Michigan’s prisons are in crisis: The state cannot find enough corrections officers to staff them. Older officers are retiring, others are quitting, and there are hundreds of officer positions waiting to be filled.
For corrections officers, like Lorraine Emery, that shortage means an exhausting, dangerous job is getting even tougher. Emery has been a corrections officer for about 17 years. She’s currently at the Bellamy Creek Correctional Facility. When she gets home from her 8-hour shift, the first thing she does is change her clothes.
“I don’t like to bring the prison stink into the house,” she said.
Emery, a tall woman with a contagious laugh, talks about the time a fellow officer was assaulted while he was picking up inmates on a work crew. She said she knew before it happened that her job was dangerous – but this was something different.
“You see assaults” she said. “I myself have been assaulted. But this officer was stabbed with a pitchfork and had a pickax taken to him.”
The officer almost died and Emery said that changed everything for her.
“And I remember thinking that, oh, wow. That could have been any of us,” she said.

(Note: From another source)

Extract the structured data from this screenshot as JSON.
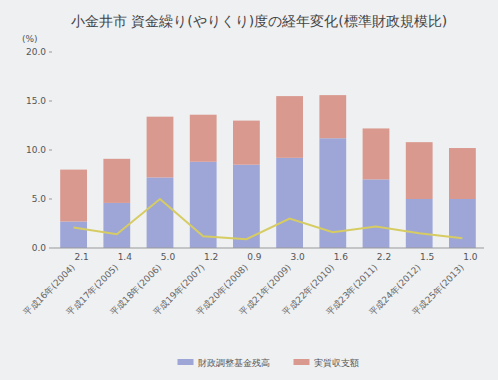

That danger is always in the back of Emery’s mind. Emery said her prison is well-staffed, but everybody’s gotta work mandatory overtime at least once a month. In the past it’s been more – and even now, depending on when your turn is up, you can end up working 16 hours straight.
Chris Gautz is with the Michigan Department of Corrections. He said overtime is an issue that they’re working on. Part of that is better recruiting – but it’s not an easy job to recruit for because it’s not a career path people typically consider.
“If you think about growing up as a kid, you played, cops and robbers,” he said. “You didn’t play convict and corrections officer."
When those extra hours and mandatory long shifts are combined with the stress of ensuring dangerous criminals are housed, fed, and kept safe, stress is almost inevitable.
More than a quarter of the officers meet the diagnostic criteria for PTSD, according to a recent study on Michigan corrections officers. Five percent of the officers who participated classify as a high risk for suicide. That risk to a corrections officer’s mental health, is something that the department is conscious of.
“Even one officer suicide is too many and we’ve had far too many this year and the year before and it’s the number we want to continue to bring down,” Gautz said.
It’s unclear exactly how many suicides are committed by corrections officers each year. According to the corrections officers’ union, it was four of their members in 2017 and three in 2016, which is still about three times higher than the general public in those years, they said.
Gautz said, MDOC believes there were two suicides in 2016, seven in 2017 and one so far in 2018. Those are the number of suicides where the State of Michigan’s Traumatic Incident Stress Management Program team was called in to help a fellow employee deal with the death.
This spring, 100 new recruits graduated from officer training and are on their way to starting jobs across the state. After the ceremony there’s cake and coffee and lots of hugs and pictures. Joe Wilkins said he became a corrections officer because,
“I want to work with people and help them become the best people they can be and I thought this would provide me that opportunity.”
Wilkins, who will be at the Central Michigan Correctional Facility, said the stress and overtime is a concern looming in the back of his mind. He has a plan – workout. Keep a level head. And try to leave the job at the job.
“But my wife is my rock and I’m sure that it’ll always be that way and we’ll just, we’ll just get by with her being there,” he said, tearing up.
State prison officials say officers like Wilkins are put on notice early on about how stressful the job is. The department created a wellness team a few weeks ago. The team will explore ways to help reduce stress, help officers deal with seeing a traumatic incident and make sure employees are comfortable asking for help.